If you're cable-shy, use a sound bar, or get wireless surround speakers. Many newer home theater systems, including models from Panasonic and Sony, include wireless speakers by default, and you can convert almost any wired surround speakers with a wireless transmitter kit like RocketFish's ($100).
But for best results, try to wire your surround-sound speakers if you can. Flat, paintable speaker wire like DeCorp's Invisible Wire hides the evidence.
Stream HD video from your PC and other devices
With so many free online video sites popping up, from Hulu to Joost to the sports-oriented ESPN360, not to mention YouTube, your PC can also be a great source of free HD programming to supplement those over-the-air channels. To watch PC-based video on the big screen, all you need to do is connect your PC to your TV. Many newer systems — both desktops and laptops — have HDMI outputs, so you can hook them up directly to your TV, if the PC is close enough.
Use a media player box
If such a direct connection isn't possible, a media player box will grab video (and music and photos too) from your PC over your home network, then deliver it to your TV via HDMI. The Apple TV is one such option that streams whatever video you have in iTunes, as well as YouTube and even Hulu, if you install the Boxee add-on to Apple TV. My current favorite media player is the Netgear Digital Entertainer Elite, which can play most any video on your PC, download BitTorrent videos directly to the built-in hard drive, and access Netflix Instant movies using PlayOn PC software.
Upgrade your game console to HD
If you have a Sony PlayStation 3 or Microsoft Xbox 360 Elite, you already have an HD-capable console. However, you'll need to upgrade from SD cables to HDMI versions to see the extra pixels in games such as Halo 3. The PlayStation 3, with its built-in Blu-ray drive, also doubles as a native HD movie player, while the Xbox 360 Elite doubles as an upconverting DVD player.

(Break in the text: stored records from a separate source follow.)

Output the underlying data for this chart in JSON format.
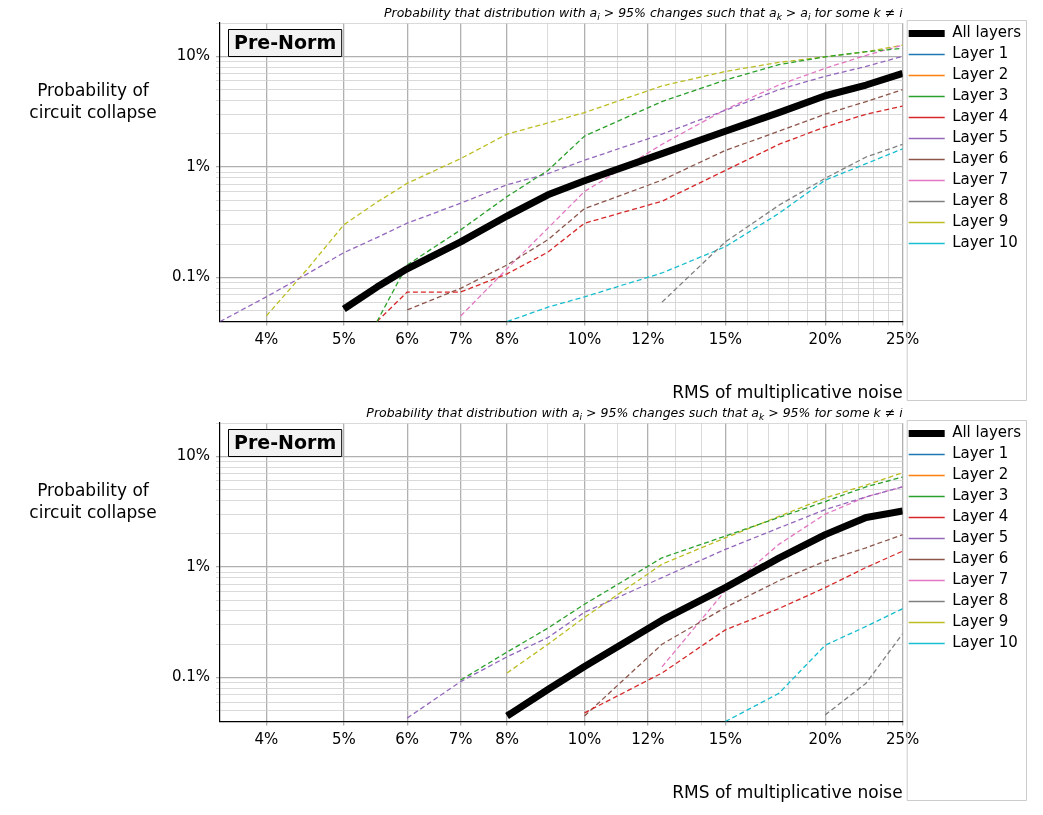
{
  "chart_data": [
    {
      "type": "line",
      "title": "Probability that distribution with a$_{i}$ > 95% changes such that a$_{k}$ > a$_{i}$ for some k ≠ i",
      "xlabel": "RMS of multiplicative noise",
      "ylabel": "Probability of circuit collapse",
      "annotations": [
        "Pre-Norm"
      ],
      "log": "xy",
      "grid": true,
      "legend": "right",
      "marker": "none",
      "line_style": "dashed",
      "xlim": [
        3.5,
        25
      ],
      "ylim": [
        0.04,
        20
      ],
      "xticks": [
        {
          "value": 4,
          "label": "4%"
        },
        {
          "value": 5,
          "label": "5%"
        },
        {
          "value": 6,
          "label": "6%"
        },
        {
          "value": 7,
          "label": "7%"
        },
        {
          "value": 8,
          "label": "8%"
        },
        {
          "value": 9,
          "label": null
        },
        {
          "value": 10,
          "label": "10%"
        },
        {
          "value": 11,
          "label": null
        },
        {
          "value": 12,
          "label": "12%"
        },
        {
          "value": 13,
          "label": null
        },
        {
          "value": 14,
          "label": null
        },
        {
          "value": 15,
          "label": "15%"
        },
        {
          "value": 16,
          "label": null
        },
        {
          "value": 17,
          "label": null
        },
        {
          "value": 18,
          "label": null
        },
        {
          "value": 19,
          "label": null
        },
        {
          "value": 20,
          "label": "20%"
        },
        {
          "value": 21,
          "label": null
        },
        {
          "value": 22,
          "label": null
        },
        {
          "value": 23,
          "label": null
        },
        {
          "value": 24,
          "label": null
        },
        {
          "value": 25,
          "label": "25%"
        }
      ],
      "yticks": [
        {
          "value": 0.05,
          "label": null
        },
        {
          "value": 0.06,
          "label": null
        },
        {
          "value": 0.07,
          "label": null
        },
        {
          "value": 0.08,
          "label": null
        },
        {
          "value": 0.09,
          "label": null
        },
        {
          "value": 0.1,
          "label": "0.1%"
        },
        {
          "value": 0.2,
          "label": null
        },
        {
          "value": 0.3,
          "label": null
        },
        {
          "value": 0.4,
          "label": null
        },
        {
          "value": 0.5,
          "label": null
        },
        {
          "value": 0.6,
          "label": null
        },
        {
          "value": 0.7,
          "label": null
        },
        {
          "value": 0.8,
          "label": null
        },
        {
          "value": 0.9,
          "label": null
        },
        {
          "value": 1,
          "label": "1%"
        },
        {
          "value": 2,
          "label": null
        },
        {
          "value": 3,
          "label": null
        },
        {
          "value": 4,
          "label": null
        },
        {
          "value": 5,
          "label": null
        },
        {
          "value": 6,
          "label": null
        },
        {
          "value": 7,
          "label": null
        },
        {
          "value": 8,
          "label": null
        },
        {
          "value": 9,
          "label": null
        },
        {
          "value": 10,
          "label": "10%"
        },
        {
          "value": 20,
          "label": null
        }
      ],
      "x": [
        3.5,
        4,
        4.5,
        5,
        5.5,
        6,
        7,
        8,
        9,
        10,
        12.5,
        15,
        17.5,
        20,
        22.5,
        25
      ],
      "series": [
        {
          "name": "All layers",
          "color": "#000000",
          "line_style": "solid",
          "values": [
            null,
            null,
            null,
            0.052,
            0.082,
            0.12,
            0.21,
            0.36,
            0.56,
            0.75,
            1.32,
            2.1,
            3.1,
            4.4,
            5.5,
            7.0
          ]
        },
        {
          "name": "Layer 1",
          "color": "#1f77b4",
          "values": [
            null,
            null,
            null,
            null,
            null,
            null,
            null,
            null,
            null,
            null,
            null,
            null,
            null,
            null,
            null,
            null
          ]
        },
        {
          "name": "Layer 2",
          "color": "#ff7f0e",
          "values": [
            null,
            null,
            null,
            null,
            null,
            null,
            null,
            null,
            null,
            null,
            null,
            null,
            null,
            null,
            null,
            null
          ]
        },
        {
          "name": "Layer 3",
          "color": "#2ca02c",
          "values": [
            null,
            null,
            null,
            null,
            0.04,
            0.13,
            0.27,
            0.54,
            0.93,
            1.9,
            3.9,
            6.1,
            8.4,
            9.9,
            11.0,
            11.8
          ]
        },
        {
          "name": "Layer 4",
          "color": "#d62728",
          "values": [
            null,
            null,
            null,
            null,
            0.04,
            0.074,
            0.074,
            0.108,
            0.17,
            0.31,
            0.49,
            0.93,
            1.6,
            2.3,
            3.0,
            3.55
          ]
        },
        {
          "name": "Layer 5",
          "color": "#9467bd",
          "values": [
            0.04,
            0.067,
            0.108,
            0.168,
            0.23,
            0.31,
            0.47,
            0.69,
            0.87,
            1.15,
            1.98,
            3.25,
            5.0,
            6.6,
            8.1,
            10.0
          ]
        },
        {
          "name": "Layer 6",
          "color": "#8c564b",
          "values": [
            null,
            null,
            null,
            null,
            null,
            0.051,
            0.08,
            0.13,
            0.22,
            0.42,
            0.76,
            1.41,
            2.1,
            3.0,
            3.9,
            5.0
          ]
        },
        {
          "name": "Layer 7",
          "color": "#e377c2",
          "values": [
            null,
            null,
            null,
            null,
            null,
            null,
            0.045,
            0.12,
            0.28,
            0.6,
            1.6,
            3.3,
            5.5,
            7.8,
            10.2,
            12.6
          ]
        },
        {
          "name": "Layer 8",
          "color": "#7f7f7f",
          "values": [
            null,
            null,
            null,
            null,
            null,
            null,
            null,
            null,
            null,
            null,
            0.06,
            0.21,
            0.45,
            0.79,
            1.23,
            1.6
          ]
        },
        {
          "name": "Layer 9",
          "color": "#bcbd22",
          "values": [
            null,
            0.045,
            0.119,
            0.3,
            0.48,
            0.71,
            1.19,
            1.98,
            2.5,
            3.1,
            5.4,
            7.3,
            8.8,
            9.9,
            11.0,
            12.6
          ]
        },
        {
          "name": "Layer 10",
          "color": "#17becf",
          "values": [
            null,
            null,
            null,
            null,
            null,
            null,
            null,
            0.04,
            0.054,
            0.067,
            0.11,
            0.19,
            0.38,
            0.76,
            1.07,
            1.46
          ]
        }
      ]
    },
    {
      "type": "line",
      "title": "Probability that distribution with a$_{i}$ > 95% changes such that a$_{k}$ > 95% for some k ≠ i",
      "xlabel": "RMS of multiplicative noise",
      "ylabel": "Probability of circuit collapse",
      "annotations": [
        "Pre-Norm"
      ],
      "log": "xy",
      "grid": true,
      "legend": "right",
      "marker": "none",
      "line_style": "dashed",
      "xlim": [
        3.5,
        25
      ],
      "ylim": [
        0.04,
        20
      ],
      "xticks": [
        {
          "value": 4,
          "label": "4%"
        },
        {
          "value": 5,
          "label": "5%"
        },
        {
          "value": 6,
          "label": "6%"
        },
        {
          "value": 7,
          "label": "7%"
        },
        {
          "value": 8,
          "label": "8%"
        },
        {
          "value": 9,
          "label": null
        },
        {
          "value": 10,
          "label": "10%"
        },
        {
          "value": 11,
          "label": null
        },
        {
          "value": 12,
          "label": "12%"
        },
        {
          "value": 13,
          "label": null
        },
        {
          "value": 14,
          "label": null
        },
        {
          "value": 15,
          "label": "15%"
        },
        {
          "value": 16,
          "label": null
        },
        {
          "value": 17,
          "label": null
        },
        {
          "value": 18,
          "label": null
        },
        {
          "value": 19,
          "label": null
        },
        {
          "value": 20,
          "label": "20%"
        },
        {
          "value": 21,
          "label": null
        },
        {
          "value": 22,
          "label": null
        },
        {
          "value": 23,
          "label": null
        },
        {
          "value": 24,
          "label": null
        },
        {
          "value": 25,
          "label": "25%"
        }
      ],
      "yticks": [
        {
          "value": 0.05,
          "label": null
        },
        {
          "value": 0.06,
          "label": null
        },
        {
          "value": 0.07,
          "label": null
        },
        {
          "value": 0.08,
          "label": null
        },
        {
          "value": 0.09,
          "label": null
        },
        {
          "value": 0.1,
          "label": "0.1%"
        },
        {
          "value": 0.2,
          "label": null
        },
        {
          "value": 0.3,
          "label": null
        },
        {
          "value": 0.4,
          "label": null
        },
        {
          "value": 0.5,
          "label": null
        },
        {
          "value": 0.6,
          "label": null
        },
        {
          "value": 0.7,
          "label": null
        },
        {
          "value": 0.8,
          "label": null
        },
        {
          "value": 0.9,
          "label": null
        },
        {
          "value": 1,
          "label": "1%"
        },
        {
          "value": 2,
          "label": null
        },
        {
          "value": 3,
          "label": null
        },
        {
          "value": 4,
          "label": null
        },
        {
          "value": 5,
          "label": null
        },
        {
          "value": 6,
          "label": null
        },
        {
          "value": 7,
          "label": null
        },
        {
          "value": 8,
          "label": null
        },
        {
          "value": 9,
          "label": null
        },
        {
          "value": 10,
          "label": "10%"
        },
        {
          "value": 20,
          "label": null
        }
      ],
      "x": [
        6,
        7,
        8,
        9,
        10,
        12.5,
        15,
        17.5,
        20,
        22.5,
        25
      ],
      "series": [
        {
          "name": "All layers",
          "color": "#000000",
          "line_style": "solid",
          "values": [
            null,
            null,
            0.045,
            0.078,
            0.126,
            0.33,
            0.65,
            1.2,
            1.96,
            2.8,
            3.2
          ]
        },
        {
          "name": "Layer 1",
          "color": "#1f77b4",
          "values": [
            null,
            null,
            null,
            null,
            null,
            null,
            null,
            null,
            null,
            null,
            null
          ]
        },
        {
          "name": "Layer 2",
          "color": "#ff7f0e",
          "values": [
            null,
            null,
            null,
            null,
            null,
            null,
            null,
            null,
            null,
            null,
            null
          ]
        },
        {
          "name": "Layer 3",
          "color": "#2ca02c",
          "values": [
            null,
            0.095,
            0.17,
            0.28,
            0.46,
            1.21,
            1.9,
            2.8,
            3.9,
            5.3,
            6.5
          ]
        },
        {
          "name": "Layer 4",
          "color": "#d62728",
          "values": [
            null,
            null,
            null,
            null,
            0.048,
            0.11,
            0.27,
            0.42,
            0.65,
            0.99,
            1.39
          ]
        },
        {
          "name": "Layer 5",
          "color": "#9467bd",
          "values": [
            0.043,
            0.092,
            0.154,
            0.23,
            0.39,
            0.8,
            1.44,
            2.25,
            3.3,
            4.3,
            5.3
          ]
        },
        {
          "name": "Layer 6",
          "color": "#8c564b",
          "values": [
            null,
            null,
            null,
            null,
            0.045,
            0.2,
            0.43,
            0.75,
            1.13,
            1.49,
            1.96
          ]
        },
        {
          "name": "Layer 7",
          "color": "#e377c2",
          "values": [
            null,
            null,
            null,
            null,
            null,
            0.125,
            0.61,
            1.6,
            3.0,
            4.3,
            5.3
          ]
        },
        {
          "name": "Layer 8",
          "color": "#7f7f7f",
          "values": [
            null,
            null,
            null,
            null,
            null,
            null,
            null,
            null,
            0.046,
            0.089,
            0.25
          ]
        },
        {
          "name": "Layer 9",
          "color": "#bcbd22",
          "values": [
            null,
            null,
            0.11,
            0.2,
            0.35,
            1.06,
            1.83,
            2.86,
            4.2,
            5.5,
            7.1
          ]
        },
        {
          "name": "Layer 10",
          "color": "#17becf",
          "values": [
            null,
            null,
            null,
            null,
            null,
            null,
            0.04,
            0.072,
            0.196,
            0.29,
            0.42
          ]
        }
      ]
    }
  ]
}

While you're at it, be sure to change the video output setting of these consoles to 720p or 1080p, depending on your TV's maximum resolution. The PlayStation 3 has a second setting for 24Hz Blu-ray movie playback, where you can choose Automatic, Off, or On. If you have a TV capable of 24Hz 1080p playback, set this to On. You must use HDMI cables and specify HDMI in the various PlayStation 3 display settings for this to work.
Nintendo Wii owners are out of luck, since the Wii outputs only 480p — higher quality than SD, but not full HD. (Your AV receiver or TV can upscale the signal, however.) Original-Xbox owners have it better. While they don't have HDMI ports, they can get 1080i output by using component cables, which carry analog HD video.
Optimize Netflix, Amazon and iTunes video
To get the best results when viewing video from streaming sources such as Netflix Instant, Amazon Unbox, and iTunes on your HDTV, follow three basic rules. First, make sure your source device (Apple TV, Roku box, TiVo, Xbox, PC, and so on) is set up to output at the maximum resolution your HDTV can support, such as 720p, 1080i or 1080p, and that it is connected via HDMI if available.
Second, for PC sources, use the 1:1 pixel mapping mode on your TV (variously called PC mode, Full Pixel, Pixel for Pixel, or some similar name), and check that your PC is set to output at the native resolution of your HDTV, such as 1920 by 1080 for most 1080p displays or 1366 by 768 for many 720p plasmas. This setting will ensure that scaling doesn't distort the pixels.
Finally, for all types of streaming sources, make sure that you have a rock-solid Internet connection. If your wireless connection is not up to the task, you'll soon know it from all the dropouts and glitches in your video. In that case, you can switch to a wired connection like ethernet, powerline, or coax.